Scraping websites is getting difficult, with the popularization of services like CloudFlare and Incapsula. In this post I will show you how to obtain a huge number of free proxies and use them in PHP. This method actually works and is not in breach of any terms of service.
This is based on the SurfEasy "VPN" proxy solution offered by Opera and it's parent "Golden Brick equity fund". Opera bought the Canadian company "SurfEasy" in 2015 and has recently started offering it's users a free, in-browser VPN. It's not actually VPN but a simple HTTP proxy that tunnels CONNECT requests, similar to some I have made in the past.
In this post I will show you how to use their service in your PHP scripts, for scraping websites and similar.
First of all, you're going to need a Ubuntu 17.04 server with a public IPv4 address.
The reason we need Ubuntu 17.04 is that it comes by default with curl 7.52.1, which we will use to connect with the proxy. Earlier versions of curl do not support HTTPS proxies with SNI TLS certificates. You will also need Python 3 for the oprahProxy.py script, with requests module.
Download the following file to the server (you can use the command below:)

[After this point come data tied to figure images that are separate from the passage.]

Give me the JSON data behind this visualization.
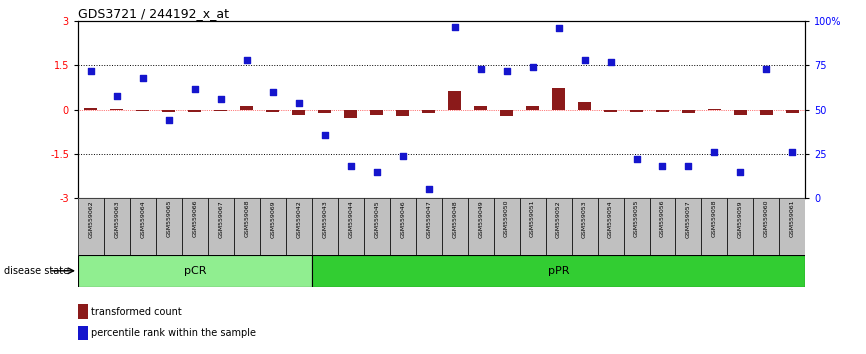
{
  "title": "GDS3721 / 244192_x_at",
  "samples": [
    "GSM559062",
    "GSM559063",
    "GSM559064",
    "GSM559065",
    "GSM559066",
    "GSM559067",
    "GSM559068",
    "GSM559069",
    "GSM559042",
    "GSM559043",
    "GSM559044",
    "GSM559045",
    "GSM559046",
    "GSM559047",
    "GSM559048",
    "GSM559049",
    "GSM559050",
    "GSM559051",
    "GSM559052",
    "GSM559053",
    "GSM559054",
    "GSM559055",
    "GSM559056",
    "GSM559057",
    "GSM559058",
    "GSM559059",
    "GSM559060",
    "GSM559061"
  ],
  "transformed_count": [
    0.05,
    0.04,
    -0.04,
    -0.08,
    -0.08,
    -0.04,
    0.12,
    -0.08,
    -0.18,
    -0.12,
    -0.28,
    -0.18,
    -0.22,
    -0.12,
    0.65,
    0.12,
    -0.22,
    0.12,
    0.75,
    0.25,
    -0.08,
    -0.08,
    -0.08,
    -0.12,
    0.04,
    -0.18,
    -0.18,
    -0.12
  ],
  "percentile_rank_pct": [
    72,
    58,
    68,
    44,
    62,
    56,
    78,
    60,
    54,
    36,
    18,
    15,
    24,
    5,
    97,
    73,
    72,
    74,
    96,
    78,
    77,
    22,
    18,
    18,
    26,
    15,
    73,
    26
  ],
  "pCR_count": 9,
  "pPR_count": 19,
  "ylim": [
    -3,
    3
  ],
  "yticks_left": [
    -3,
    -1.5,
    0,
    1.5,
    3
  ],
  "yticks_right_pct": [
    0,
    25,
    50,
    75,
    100
  ],
  "hline_values": [
    1.5,
    -1.5
  ],
  "bar_color": "#8B1A1A",
  "scatter_color": "#1515CD",
  "pCR_color": "#90EE90",
  "pPR_color": "#32CD32",
  "sample_bg_color": "#C0C0C0",
  "legend_bar_label": "transformed count",
  "legend_scatter_label": "percentile rank within the sample",
  "disease_state_label": "disease state"
}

wget "https://milankragujevic.com/uploads/oprahProxy.py.txt" -O oprahProxy.py
Now, run it with the output redirected to oprah.txt:
python oprahProxy.py >oprah.txt 2>&1
When it's done running, open the oprah.txt file with
cat oprah.txt and you will find the following lines that are important: (Make sure to backup the file, because if you don't you will loose access to your proxies!)

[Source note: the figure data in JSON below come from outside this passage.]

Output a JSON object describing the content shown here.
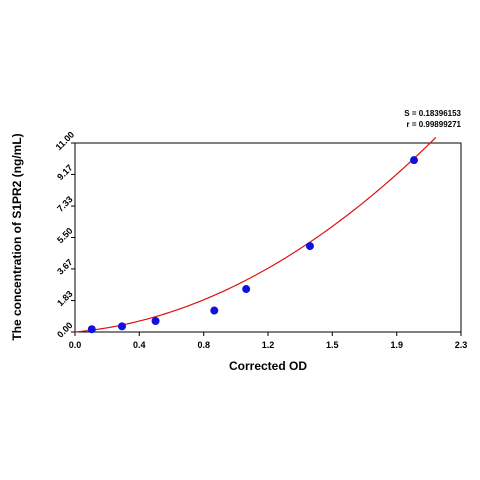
{
  "chart_data": {
    "type": "scatter",
    "xlabel": "Corrected OD",
    "ylabel": "The concentration of S1PR2 (ng/mL)",
    "xlim": [
      0.0,
      2.3
    ],
    "ylim": [
      0.0,
      11.0
    ],
    "x_ticks": [
      "0.0",
      "0.4",
      "0.8",
      "1.2",
      "1.5",
      "1.9",
      "2.3"
    ],
    "x_tick_values": [
      0.0,
      0.383,
      0.767,
      1.15,
      1.533,
      1.917,
      2.3
    ],
    "y_ticks": [
      "0.00",
      "1.83",
      "3.67",
      "5.50",
      "7.33",
      "9.17",
      "11.00"
    ],
    "y_tick_values": [
      0.0,
      1.83,
      3.67,
      5.5,
      7.33,
      9.17,
      11.0
    ],
    "points": [
      {
        "x": 0.1,
        "y": 0.16
      },
      {
        "x": 0.28,
        "y": 0.33
      },
      {
        "x": 0.48,
        "y": 0.64
      },
      {
        "x": 0.83,
        "y": 1.25
      },
      {
        "x": 1.02,
        "y": 2.5
      },
      {
        "x": 1.4,
        "y": 5.0
      },
      {
        "x": 2.02,
        "y": 10.0
      }
    ],
    "fit_curve": {
      "type": "polynomial",
      "coefficients": [
        0.0,
        0.88,
        2.04
      ],
      "x_range": [
        0.0,
        2.15
      ]
    },
    "annotations": [
      "S = 0.18396153",
      "r = 0.99899271"
    ],
    "grid": false,
    "point_color": "#1010e0",
    "curve_color": "#e01010"
  }
}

2017-04-17 03:44:02,909 INFO Pick a proxy from the list above and use these credentials: 2017-04-17 03:44:02,910 INFO Username: [40 character username, redacted] 2017-04-17 03:44:02,910 INFO Password: [64 character password, redacted]
The important lines are the one containing our Username and Password. Make sure they're after the text "Pick a proxy..." because the script prints out two sets of credentials.
Download my PHP script from here, for example with
wget "https://milankragujevic.com/uploads/oprah.php.txt" -O "oprah.php"
Open the script in an editor, like
nano for example:
Modify the script so that the credentials in it match your obtained username and password. The key lines are 45 to 48.
Enter the URL and the credentials and choose a proxy from the table by it's ID.
Run the script in the browser and it will print out the page, as seen by the proxy.
This post was last updated on April 16th, 2017.